Seven reasons why you should always file your workers’ compensation claims quickly
- The law requires it.
- Late filing can subject you to penalties.
- Delayed reporting may affect the coverage provided.
- Claims do not improve over time; late reporting always leads to higher cost, usually due to litigation.
- Higher anticipated cost results in higher reserves.
- Late investigation of a claim leads to loss of information, forgetfulness, loss of witnesses, an inability to recover items for subrogation purposes, and more.
- It is difficult to defend a claim without the items listed in #6, which ultimately leads to a non-favorable outcome with the courts.
Not reporting minor injuries can have major implications for employers
In most cases, a scratch or minor injury that requires no medical treatment is tempting not to report. For minor scratches, first aid treatment is likely sufficient, at the discretion of the employer.
However, speaking as a claims professional with 30 years of experience, I can assure you there is no such thing as a "minor" back claim. If an employee complains of minor back, neck, shoulder pain and there is no investigation, no medical history, or no record of whether they have prior claims related to this pain, this can become a very serious exposure for employers under the Longshore Act. If the employer does not report the claim, they could lose one major defense.
Prescription of a claim can only occur when a claim is filed with the U.S. Department of Labor and an OWCP number is assigned.
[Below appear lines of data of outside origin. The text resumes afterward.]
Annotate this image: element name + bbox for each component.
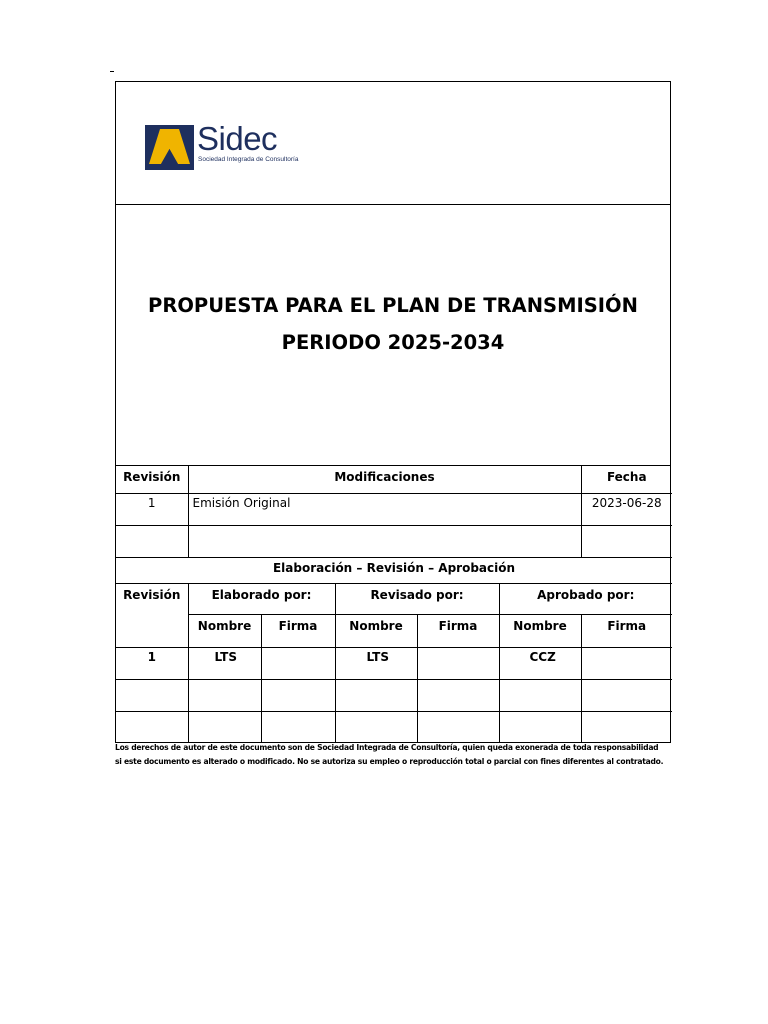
copyright-notice [115, 741, 675, 769]
approval-revision-header: Revisión [116, 583, 188, 647]
apr-signature-cell [581, 647, 672, 679]
date-cell [581, 525, 672, 557]
approval-revision-cell [116, 679, 188, 711]
rev-name-cell: LTS [335, 647, 417, 679]
title-area [116, 205, 670, 466]
table-row [116, 647, 672, 679]
modifications-header: Modificaciones [188, 466, 581, 493]
approval-section-row [116, 557, 672, 583]
apr-name-cell [499, 711, 581, 742]
approved-by-header: Aprobado por: [499, 583, 672, 614]
elab-signature-header: Firma [261, 614, 335, 647]
elab-name-cell [188, 711, 261, 742]
approval-section-title: Elaboración – Revisión – Aprobación [116, 557, 672, 583]
modifications-cell [188, 525, 581, 557]
reviewed-by-header: Revisado por: [335, 583, 499, 614]
elab-name-cell: LTS [188, 647, 261, 679]
modifications-cell: Emisión Original [188, 493, 581, 525]
elaborated-by-header: Elaborado por: [188, 583, 335, 614]
title-line-1: PROPUESTA PARA EL PLAN DE TRANSMISIÓN [148, 294, 638, 317]
logo-area [116, 82, 670, 205]
rev-signature-cell [417, 647, 499, 679]
sidec-logo-icon [145, 125, 194, 170]
apr-name-cell: CCZ [499, 647, 581, 679]
revision-cell [116, 525, 188, 557]
elab-signature-cell [261, 647, 335, 679]
revision-header: Revisión [116, 466, 188, 493]
copyright-line-2: si este documento es alterado o modificado. No se autoriza su empleo o reproducción total o parcial con fines diferentes al contratado. [115, 757, 664, 766]
elab-signature-cell [261, 711, 335, 742]
elab-name-cell [188, 679, 261, 711]
page-mark [110, 71, 114, 72]
cover-frame [115, 81, 671, 743]
elab-signature-cell [261, 679, 335, 711]
company-logo [145, 120, 299, 170]
rev-name-cell [335, 679, 417, 711]
elab-name-header: Nombre [188, 614, 261, 647]
approval-revision-cell [116, 711, 188, 742]
brand-name: Sidec [197, 120, 278, 157]
apr-name-header: Nombre [499, 614, 581, 647]
rev-name-header: Nombre [335, 614, 417, 647]
approval-revision-cell: 1 [116, 647, 188, 679]
table-row [116, 679, 672, 711]
copyright-line-1: Los derechos de autor de este documento son de Sociedad Integrada de Consultoría, quien queda exonerada de toda responsabilidad [115, 743, 659, 752]
revision-cell: 1 [116, 493, 188, 525]
apr-name-cell [499, 679, 581, 711]
document-title [116, 287, 670, 361]
title-line-2: PERIODO 2025-2034 [281, 331, 505, 354]
rev-signature-header: Firma [417, 614, 499, 647]
apr-signature-cell [581, 711, 672, 742]
date-header: Fecha [581, 466, 672, 493]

Once filed, the clock begins to tick, and if one year passes and there was no active pursuit of the claim, your insurance provider can offer a defense that the claim was prescribed.
Reporting of claims is imperative to controlling claim cost both from the medical side and the indemnity side. Delaying any claim report could expose the employer to a very serious claim with excessive costs. It is always better to err on the side of caution when reporting claims, as the cost of reporting is much less than not reporting at all.